Aber die neue Organisation im DCL wird sich sicherlich auch auf unsere Arbeit auswirken. Wir werden eine größere und fachlich diversere Wissenschaftler*innen-Gruppe sein. Unsere Sichtweisen und Expertisen werden sich dadurch erweitern, und darauf freuen wir uns!
Werden auch die Dahlem Lectures in Linguistics fortgeführt?
Ja, an dieser Tradition halten wir unbedingt fest: Die linguistische Vorlesungsreihe, zu der wir seit rund 20 Jahren alle zwei Wochen öffentlich einladen und lokale und internationale Linguist*innen vorstellen, soll natürlich weiterlaufen. Die Themen, die in den Dahlem Lectures präsentiert und besprochen werden, werden durch die diversere Expertise noch vielseitiger werden, das wird ein Gewinn für die Universität und die Öffentlichkeit.
In der Eröffnungsveranstaltung des DCL am 20. Juni legen Sie einen Schwerpunkt auf afrikanische Sprachen – warum?
Mit der Eröffnungsveranstaltung möchten wir gleichzeitig Dr. Bert Remijsen von der University of Edinburgh als Gastwissenschaftler an der Freien Universität begrüßen. Er hat das vom European Research Council geförderte Forschungsprojekt „Tonalität in der Morphologie nilotischer Sprachen“ eingeworben, leitet es und hat die Freie Universität als seinen Forschungsstandort ausgewählt.

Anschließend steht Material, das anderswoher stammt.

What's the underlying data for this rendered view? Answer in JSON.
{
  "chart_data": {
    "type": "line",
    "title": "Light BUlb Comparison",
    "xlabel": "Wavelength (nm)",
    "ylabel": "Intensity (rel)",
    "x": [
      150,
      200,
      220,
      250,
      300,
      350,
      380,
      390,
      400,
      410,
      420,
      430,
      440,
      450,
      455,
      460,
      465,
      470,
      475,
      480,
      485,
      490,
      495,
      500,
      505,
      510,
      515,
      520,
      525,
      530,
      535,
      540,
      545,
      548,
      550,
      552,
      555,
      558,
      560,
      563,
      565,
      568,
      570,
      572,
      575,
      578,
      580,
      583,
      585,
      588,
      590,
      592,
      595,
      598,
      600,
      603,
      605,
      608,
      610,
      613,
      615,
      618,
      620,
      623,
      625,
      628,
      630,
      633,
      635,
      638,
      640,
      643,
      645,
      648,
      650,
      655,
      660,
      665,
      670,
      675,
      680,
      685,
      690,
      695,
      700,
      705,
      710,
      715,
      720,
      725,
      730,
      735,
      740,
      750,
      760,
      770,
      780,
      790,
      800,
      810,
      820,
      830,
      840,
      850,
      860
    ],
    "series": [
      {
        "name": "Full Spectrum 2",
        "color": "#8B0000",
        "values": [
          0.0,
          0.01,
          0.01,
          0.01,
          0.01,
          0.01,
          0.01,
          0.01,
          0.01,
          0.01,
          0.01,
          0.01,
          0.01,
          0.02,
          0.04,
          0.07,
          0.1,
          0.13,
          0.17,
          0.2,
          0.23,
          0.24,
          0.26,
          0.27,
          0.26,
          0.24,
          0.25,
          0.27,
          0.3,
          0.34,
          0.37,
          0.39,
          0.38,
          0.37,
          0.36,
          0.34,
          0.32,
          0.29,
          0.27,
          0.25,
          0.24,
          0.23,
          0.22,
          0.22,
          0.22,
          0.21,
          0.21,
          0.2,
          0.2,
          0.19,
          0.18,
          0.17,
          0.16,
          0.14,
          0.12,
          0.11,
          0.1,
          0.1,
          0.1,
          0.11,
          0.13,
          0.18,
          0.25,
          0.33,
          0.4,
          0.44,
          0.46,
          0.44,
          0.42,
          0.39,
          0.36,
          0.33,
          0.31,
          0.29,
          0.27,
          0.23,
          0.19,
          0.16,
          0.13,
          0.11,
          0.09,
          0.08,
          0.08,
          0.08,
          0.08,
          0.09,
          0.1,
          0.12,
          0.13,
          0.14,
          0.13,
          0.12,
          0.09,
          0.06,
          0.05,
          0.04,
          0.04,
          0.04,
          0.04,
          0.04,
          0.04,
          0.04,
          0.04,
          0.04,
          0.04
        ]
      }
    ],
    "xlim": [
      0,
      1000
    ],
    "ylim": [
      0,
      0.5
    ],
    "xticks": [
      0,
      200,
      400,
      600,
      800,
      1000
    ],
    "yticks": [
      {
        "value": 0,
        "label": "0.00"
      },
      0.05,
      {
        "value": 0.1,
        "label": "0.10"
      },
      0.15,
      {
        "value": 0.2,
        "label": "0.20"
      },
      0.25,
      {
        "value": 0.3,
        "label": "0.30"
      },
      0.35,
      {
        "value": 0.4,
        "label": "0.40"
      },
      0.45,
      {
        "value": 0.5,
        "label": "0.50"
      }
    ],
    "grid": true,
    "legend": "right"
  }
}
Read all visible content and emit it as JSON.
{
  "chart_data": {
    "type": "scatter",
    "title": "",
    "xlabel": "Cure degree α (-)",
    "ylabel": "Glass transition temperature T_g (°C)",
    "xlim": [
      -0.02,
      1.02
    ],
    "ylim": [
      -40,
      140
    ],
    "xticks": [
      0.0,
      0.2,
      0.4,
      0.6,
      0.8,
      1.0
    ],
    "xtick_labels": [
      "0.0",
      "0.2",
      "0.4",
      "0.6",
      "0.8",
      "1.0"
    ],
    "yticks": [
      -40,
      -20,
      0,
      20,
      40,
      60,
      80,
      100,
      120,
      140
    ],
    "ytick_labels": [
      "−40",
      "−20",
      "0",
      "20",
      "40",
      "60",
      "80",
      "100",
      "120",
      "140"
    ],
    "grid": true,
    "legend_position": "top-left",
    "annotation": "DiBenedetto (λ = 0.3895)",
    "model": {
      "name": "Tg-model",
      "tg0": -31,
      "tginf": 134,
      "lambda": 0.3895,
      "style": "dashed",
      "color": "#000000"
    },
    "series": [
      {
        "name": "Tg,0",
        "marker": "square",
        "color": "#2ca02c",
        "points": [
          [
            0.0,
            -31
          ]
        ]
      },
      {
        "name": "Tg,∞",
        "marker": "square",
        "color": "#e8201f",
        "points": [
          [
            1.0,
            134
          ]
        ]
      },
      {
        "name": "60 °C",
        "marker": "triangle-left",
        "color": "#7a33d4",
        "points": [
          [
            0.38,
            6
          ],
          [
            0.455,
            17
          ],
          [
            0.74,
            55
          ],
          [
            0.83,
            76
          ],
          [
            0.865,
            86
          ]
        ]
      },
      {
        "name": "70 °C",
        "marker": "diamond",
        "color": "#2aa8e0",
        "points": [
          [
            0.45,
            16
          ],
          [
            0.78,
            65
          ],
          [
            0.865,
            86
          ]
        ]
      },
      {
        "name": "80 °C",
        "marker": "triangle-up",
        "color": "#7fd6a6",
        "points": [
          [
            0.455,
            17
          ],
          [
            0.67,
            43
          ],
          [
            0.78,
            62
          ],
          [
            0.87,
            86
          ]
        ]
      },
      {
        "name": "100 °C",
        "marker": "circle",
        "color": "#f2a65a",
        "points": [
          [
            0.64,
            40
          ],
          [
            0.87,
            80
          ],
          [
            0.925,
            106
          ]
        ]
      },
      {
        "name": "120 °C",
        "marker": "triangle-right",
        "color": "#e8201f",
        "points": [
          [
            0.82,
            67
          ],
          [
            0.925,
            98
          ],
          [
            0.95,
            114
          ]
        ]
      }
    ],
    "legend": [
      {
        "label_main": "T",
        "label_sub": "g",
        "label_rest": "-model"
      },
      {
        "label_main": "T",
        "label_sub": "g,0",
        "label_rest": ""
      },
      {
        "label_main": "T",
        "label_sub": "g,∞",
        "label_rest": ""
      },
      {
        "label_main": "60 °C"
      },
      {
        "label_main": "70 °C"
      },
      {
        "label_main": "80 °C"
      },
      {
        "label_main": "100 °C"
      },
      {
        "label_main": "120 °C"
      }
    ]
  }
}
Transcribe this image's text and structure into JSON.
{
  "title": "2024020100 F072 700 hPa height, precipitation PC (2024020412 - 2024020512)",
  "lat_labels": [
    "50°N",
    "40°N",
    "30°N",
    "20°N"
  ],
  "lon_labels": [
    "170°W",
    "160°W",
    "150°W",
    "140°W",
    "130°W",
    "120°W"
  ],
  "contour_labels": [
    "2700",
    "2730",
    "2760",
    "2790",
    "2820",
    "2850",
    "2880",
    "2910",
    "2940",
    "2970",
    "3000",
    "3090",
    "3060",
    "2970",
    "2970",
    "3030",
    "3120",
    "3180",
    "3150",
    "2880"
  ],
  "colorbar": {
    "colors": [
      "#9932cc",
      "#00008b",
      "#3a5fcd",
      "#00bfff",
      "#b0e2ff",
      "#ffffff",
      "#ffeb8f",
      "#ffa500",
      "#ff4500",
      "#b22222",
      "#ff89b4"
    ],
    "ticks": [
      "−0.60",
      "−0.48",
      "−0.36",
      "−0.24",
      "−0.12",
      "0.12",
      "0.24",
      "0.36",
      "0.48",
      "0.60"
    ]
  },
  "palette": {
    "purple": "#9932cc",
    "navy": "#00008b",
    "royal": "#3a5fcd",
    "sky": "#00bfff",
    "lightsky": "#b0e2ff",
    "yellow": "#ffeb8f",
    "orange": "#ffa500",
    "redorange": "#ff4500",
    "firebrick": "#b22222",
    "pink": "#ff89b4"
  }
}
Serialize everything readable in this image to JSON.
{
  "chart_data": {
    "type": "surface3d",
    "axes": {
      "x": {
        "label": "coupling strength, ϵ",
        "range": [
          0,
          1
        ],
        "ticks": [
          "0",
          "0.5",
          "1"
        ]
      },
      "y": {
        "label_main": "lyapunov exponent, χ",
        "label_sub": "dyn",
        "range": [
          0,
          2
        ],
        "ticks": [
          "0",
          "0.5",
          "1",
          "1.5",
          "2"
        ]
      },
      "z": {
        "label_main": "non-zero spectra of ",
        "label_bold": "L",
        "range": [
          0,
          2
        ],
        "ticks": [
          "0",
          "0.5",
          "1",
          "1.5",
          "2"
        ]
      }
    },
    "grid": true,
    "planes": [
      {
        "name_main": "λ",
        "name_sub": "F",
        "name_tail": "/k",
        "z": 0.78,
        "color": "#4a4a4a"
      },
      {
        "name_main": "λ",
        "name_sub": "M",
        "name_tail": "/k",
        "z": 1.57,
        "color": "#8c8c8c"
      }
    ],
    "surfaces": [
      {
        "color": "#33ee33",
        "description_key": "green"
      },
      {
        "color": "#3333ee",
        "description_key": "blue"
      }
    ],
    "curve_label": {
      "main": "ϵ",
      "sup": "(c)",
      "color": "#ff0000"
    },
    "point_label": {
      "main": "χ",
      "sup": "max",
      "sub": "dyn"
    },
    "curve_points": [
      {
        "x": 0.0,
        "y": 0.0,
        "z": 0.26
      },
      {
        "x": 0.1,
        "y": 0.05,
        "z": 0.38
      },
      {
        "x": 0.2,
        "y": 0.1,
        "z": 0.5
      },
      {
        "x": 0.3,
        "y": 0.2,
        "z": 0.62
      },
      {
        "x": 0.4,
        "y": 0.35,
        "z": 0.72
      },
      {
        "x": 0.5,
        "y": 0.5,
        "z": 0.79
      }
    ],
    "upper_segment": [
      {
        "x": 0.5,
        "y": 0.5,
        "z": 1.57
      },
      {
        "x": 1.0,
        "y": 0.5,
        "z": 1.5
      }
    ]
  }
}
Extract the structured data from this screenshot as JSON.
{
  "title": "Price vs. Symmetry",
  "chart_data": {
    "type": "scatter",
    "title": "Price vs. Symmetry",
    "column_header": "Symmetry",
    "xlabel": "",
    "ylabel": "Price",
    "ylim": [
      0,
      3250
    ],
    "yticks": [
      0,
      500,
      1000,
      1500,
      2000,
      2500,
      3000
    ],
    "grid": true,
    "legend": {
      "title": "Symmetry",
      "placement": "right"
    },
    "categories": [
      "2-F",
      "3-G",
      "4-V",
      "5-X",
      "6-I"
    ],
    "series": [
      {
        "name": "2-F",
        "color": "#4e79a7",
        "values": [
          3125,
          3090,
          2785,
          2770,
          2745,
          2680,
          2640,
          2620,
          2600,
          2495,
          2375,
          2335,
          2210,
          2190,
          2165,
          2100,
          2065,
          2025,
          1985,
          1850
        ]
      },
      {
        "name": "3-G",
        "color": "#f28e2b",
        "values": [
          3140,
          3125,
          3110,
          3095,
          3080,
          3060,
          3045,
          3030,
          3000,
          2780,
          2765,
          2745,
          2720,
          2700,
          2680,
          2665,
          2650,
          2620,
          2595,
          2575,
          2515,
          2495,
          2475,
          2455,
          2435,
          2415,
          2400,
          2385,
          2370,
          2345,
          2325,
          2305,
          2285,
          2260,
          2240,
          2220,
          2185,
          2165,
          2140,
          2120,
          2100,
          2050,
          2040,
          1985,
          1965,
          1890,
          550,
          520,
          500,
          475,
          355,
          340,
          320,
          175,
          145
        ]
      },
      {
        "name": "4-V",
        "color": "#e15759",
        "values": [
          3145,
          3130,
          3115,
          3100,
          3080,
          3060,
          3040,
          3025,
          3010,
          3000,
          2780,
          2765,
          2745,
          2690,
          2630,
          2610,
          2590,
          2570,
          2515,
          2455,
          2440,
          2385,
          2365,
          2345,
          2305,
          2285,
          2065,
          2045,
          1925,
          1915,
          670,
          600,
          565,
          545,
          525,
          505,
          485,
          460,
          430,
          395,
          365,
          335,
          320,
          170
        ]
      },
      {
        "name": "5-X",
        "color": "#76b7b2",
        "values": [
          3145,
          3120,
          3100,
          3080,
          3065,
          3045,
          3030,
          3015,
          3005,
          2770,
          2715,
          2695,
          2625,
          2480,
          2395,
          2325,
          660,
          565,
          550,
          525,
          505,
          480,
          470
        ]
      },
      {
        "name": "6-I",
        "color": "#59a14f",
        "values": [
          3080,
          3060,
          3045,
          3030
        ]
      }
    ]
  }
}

Nilotische Sprachen werden etwa im Südsudan gesprochen. Tonalität bedeutet, dass zum Beispiel Tonhöhenunterschiede grammatische Funktionen übernehmen, die in verschiedenen europäischen Sprachen durch Wortendungen ausgedruckt werden.
Wir möchten mit der Themensetzung aber auch darauf aufmerksam machen, dass sprachliche Praktiken und sprachliche Vorstellungen außerhalb Europas nicht der westlichen Vorstellung von homogenen Standardsprachen und dazugehörigen „Dialekten“ entsprechen: Das Zusammenleben unterschiedlicher sprachlicher Praktiken funktioniert oft anders als in Europa und unterliegt anderen gesellschaftlichen Wertungen als bei uns.
Um darauf hinzuweisen, muss man nicht unbedingt nach Afrika schauen, aber man kann es. In diesem Sinn ist es jedenfalls hilfreich und erhellend, bei der Erforschung menschlicher Sprache, die europäische Brille immer mal wieder für einen Moment abzusetzen.